Regrowth – How a Garden is Reviving a School

By Mark Nonkes, Regional Communications

Jericho is on his knees, pinching weeds from the soil. 

A few minutes ago, the 11-year-old and two-dozen of his classmates filled old plastic bottles and watered the sprouting tomatos, watermelon and cucumbers.

This month-old school garden is teaching children in Grade 3, 4, 5 and 6 how to grow a thriving green space, filled with healthy vegetables. 

“When they’re ready to harvest, the children will pick them. The vegetables will be part of the food we provide them at the school. Extra ones we’ll sell for the school development fund,” says Luel A Balnsag, an agriculture teacher. 

After the storm, all the plants were destroyed, the fruit trees too.

The garden was created after a World Vision Cash for Work project set food in the village - aiming to help communities recover from Typhoon Haiyan and providing the worst affected by the storm with temporary income. 

It’s also tackling child malnutrition; something the teachers in this rural Leyte school say is a growing problem. 

“After the typhoon, all the vegetables were destroyed. Children started eating more junkfood. It’s affecting their health,” Luel says. “Junkfood is much cheaper than buying fruit or vegetables.”

The children in the gardening club are learning the importance of growing their own food, how to garden organically and how vegetables improve their health. 

“Now we know how to plant, how to weed and how to grow seedlings,” says 12-year-old Justine, a gardening club member. 


“We know how to make seed boxes, identify plants and make organic fertilizer too,” adds Jessa Mae, another gardening club member.

This Dagami area school saw its roofs ripped off during the storm. Teaching material and schoolbooks were soaked. Most school children are now living in a home that was partially or totally damaged during the storm.

The school’s garden was mowed down too in the storm and covered with debris – leaves, branches and broken off bits of the school. 

“After the storm, all the plants were destroyed, the fruit trees too,” Jessa Mae says.

World Vision worked with the village leaders and school principal to identify this project as a priority for the community’s recovery from Typhoon Haiyan. 

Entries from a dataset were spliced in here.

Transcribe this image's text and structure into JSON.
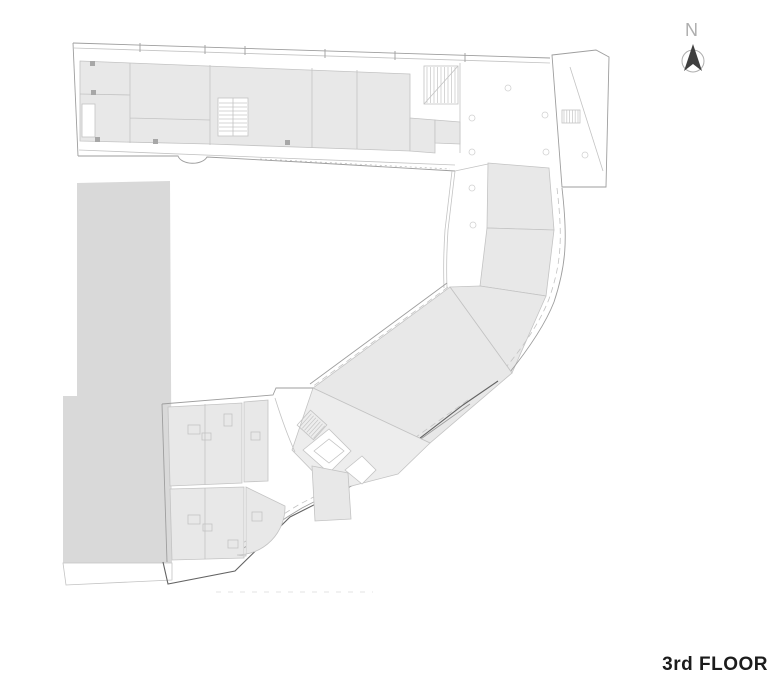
{
  "compass": {
    "label": "N"
  },
  "title": {
    "floor_label": "3rd FLOOR"
  },
  "theme": {
    "background": "#ffffff",
    "room_fill": "#e8e8e8",
    "room_fill_light": "#ededed",
    "mass_fill": "#d9d9d9",
    "line_light": "#c3c3c3",
    "line_medium": "#9e9e9e",
    "line_dark": "#636363",
    "hatch": "#c6c6c6",
    "column_marker": "#a7a7a7",
    "compass": "#aeaeae",
    "needle": "#3f3f3f",
    "title_text": "#1c1c1c"
  }
}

Over the course of 10-days, a dozen Haiyan survivors cleared debris, hoed the soil and planted seeds. One parent even harnessed his water buffalo and cultivated the ground. After the work was concluded, a huge garden stood beside the school. For their work, the beneficiaries were paid 2,600 PSP – in line with the local minimum wage. 

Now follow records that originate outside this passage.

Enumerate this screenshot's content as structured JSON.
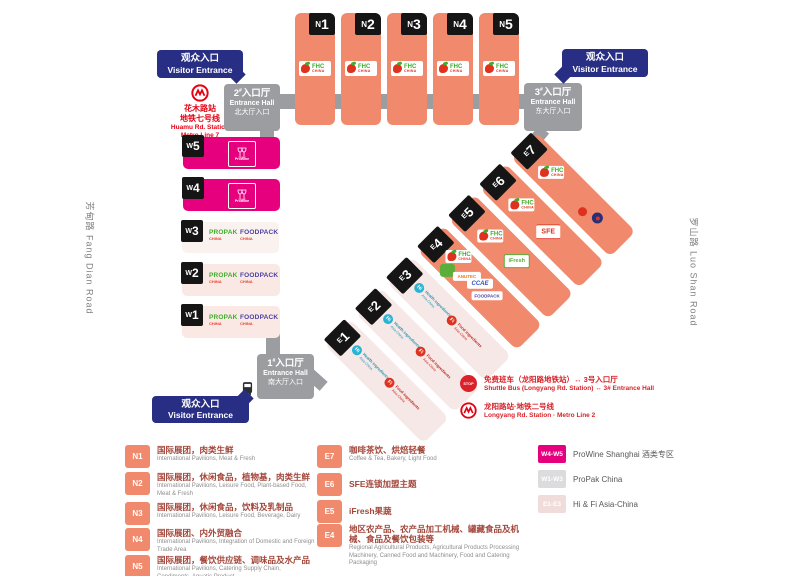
{
  "colors": {
    "salmon": "#F18A6C",
    "magenta": "#E6007E",
    "navy": "#272E83",
    "gray": "#9B9DA1",
    "metro_red": "#E60012",
    "pink_light": "#F6E8E7"
  },
  "visitor_entrance": {
    "zh": "观众入口",
    "en": "Visitor Entrance"
  },
  "entrance_halls": {
    "hash": "#",
    "unit_zh": "入口厅",
    "en": "Entrance Hall",
    "e1": {
      "no": "1",
      "gate_zh": "南大厅入口"
    },
    "e2": {
      "no": "2",
      "gate_zh": "北大厅入口"
    },
    "e3": {
      "no": "3",
      "gate_zh": "东大厅入口"
    }
  },
  "metro_huamu": {
    "station_zh": "花木路站",
    "line_zh": "地铁七号线",
    "station_en": "Huamu Rd. Station",
    "line_en": "Metro Line 7"
  },
  "shuttle": {
    "stop": "STOP",
    "zh": "免费班车（龙阳路地铁站）↔ 3号入口厅",
    "en": "Shuttle Bus (Longyang Rd. Station) ↔ 3# Entrance Hall"
  },
  "metro_longyang": {
    "zh": "龙阳路站·地铁二号线",
    "en": "Longyang Rd. Station · Metro Line 2"
  },
  "roads": {
    "west": "芳甸路 Fang Dian Road",
    "east": "罗山路 Luo Shan Road"
  },
  "halls": {
    "north": [
      {
        "letter": "N",
        "digit": "1"
      },
      {
        "letter": "N",
        "digit": "2"
      },
      {
        "letter": "N",
        "digit": "3"
      },
      {
        "letter": "N",
        "digit": "4"
      },
      {
        "letter": "N",
        "digit": "5"
      }
    ],
    "west": [
      {
        "letter": "W",
        "digit": "5"
      },
      {
        "letter": "W",
        "digit": "4"
      },
      {
        "letter": "W",
        "digit": "3"
      },
      {
        "letter": "W",
        "digit": "2"
      },
      {
        "letter": "W",
        "digit": "1"
      }
    ],
    "east": [
      {
        "letter": "E",
        "digit": "1"
      },
      {
        "letter": "E",
        "digit": "2"
      },
      {
        "letter": "E",
        "digit": "3"
      },
      {
        "letter": "E",
        "digit": "4"
      },
      {
        "letter": "E",
        "digit": "5"
      },
      {
        "letter": "E",
        "digit": "6"
      },
      {
        "letter": "E",
        "digit": "7"
      }
    ]
  },
  "logos": {
    "fhc": {
      "name": "FHC",
      "sub": "CHINA"
    },
    "prowine": "ProWine",
    "propak": {
      "name": "PROPAK",
      "sub": "CHINA"
    },
    "foodpack": {
      "name": "FOODPACK",
      "sub": "CHINA"
    },
    "sfe": "SFE",
    "ifresh": "iFresh",
    "anutec": "ANUTEC",
    "ccae": "CCAE",
    "hi": {
      "abbr": "Hi",
      "line1": "Health ingredients",
      "line2": "Asia-China"
    },
    "fi": {
      "abbr": "Fi",
      "line1": "Food ingredients",
      "line2": "Asia-China"
    }
  },
  "legend": {
    "north": [
      {
        "badge": "N1",
        "zh": "国际展团，肉类生鲜",
        "en": "International Pavilions, Meat & Fresh"
      },
      {
        "badge": "N2",
        "zh": "国际展团，休闲食品，植物基，肉类生鲜",
        "en": "International Pavilions, Leisure Food, Plant-based Food, Meat & Fresh"
      },
      {
        "badge": "N3",
        "zh": "国际展团，休闲食品，饮料及乳制品",
        "en": "International Pavilions, Leisure Food, Beverage, Dairy"
      },
      {
        "badge": "N4",
        "zh": "国际展团、内外贸融合",
        "en": "International Pavilions, Integration of Domestic and Foreign Trade Area"
      },
      {
        "badge": "N5",
        "zh": "国际展团，餐饮供应链、调味品及水产品",
        "en": "International Pavilions, Catering Supply Chain, Condiments, Aquatic Product"
      }
    ],
    "east": [
      {
        "badge": "E7",
        "zh": "咖啡茶饮、烘焙轻餐",
        "en": "Coffee & Tea, Bakery, Light Food"
      },
      {
        "badge": "E6",
        "zh": "SFE连锁加盟主题",
        "en": ""
      },
      {
        "badge": "E5",
        "zh": "iFresh果蔬",
        "en": ""
      },
      {
        "badge": "E4",
        "zh": "地区农产品、农产品加工机械、罐藏食品及机械、食品及餐饮包装等",
        "en": "Regional Agricultural Products, Agricultural Products Processing Machinery, Canned Food and Machinery, Food and Catering Packaging"
      }
    ],
    "zones": [
      {
        "badge": "W4-W5",
        "label": "ProWine Shanghai 酒类专区"
      },
      {
        "badge": "W1-W3",
        "label": "ProPak China"
      },
      {
        "badge": "E1-E3",
        "label": "Hi & Fi Asia-China"
      }
    ]
  }
}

With the work complete, 92 children joined the school gardening activities – designed to provide children with hands on learning on life sciences and grow food that will benefit their growth. 

In a month’s time, the teachers and school children are looking forward to the first harvest. 

“We’re not just teaching the children, we’re teaching their parents as well. People stop here everyday to find out what we’re doing. The culture of growing vegetables isn’t very strong in this community,” Luel says. 

Officials from the Department of Education are also taking note. Luel reports there is ongoing conversation about extending the gardening project to other communities in Leyte.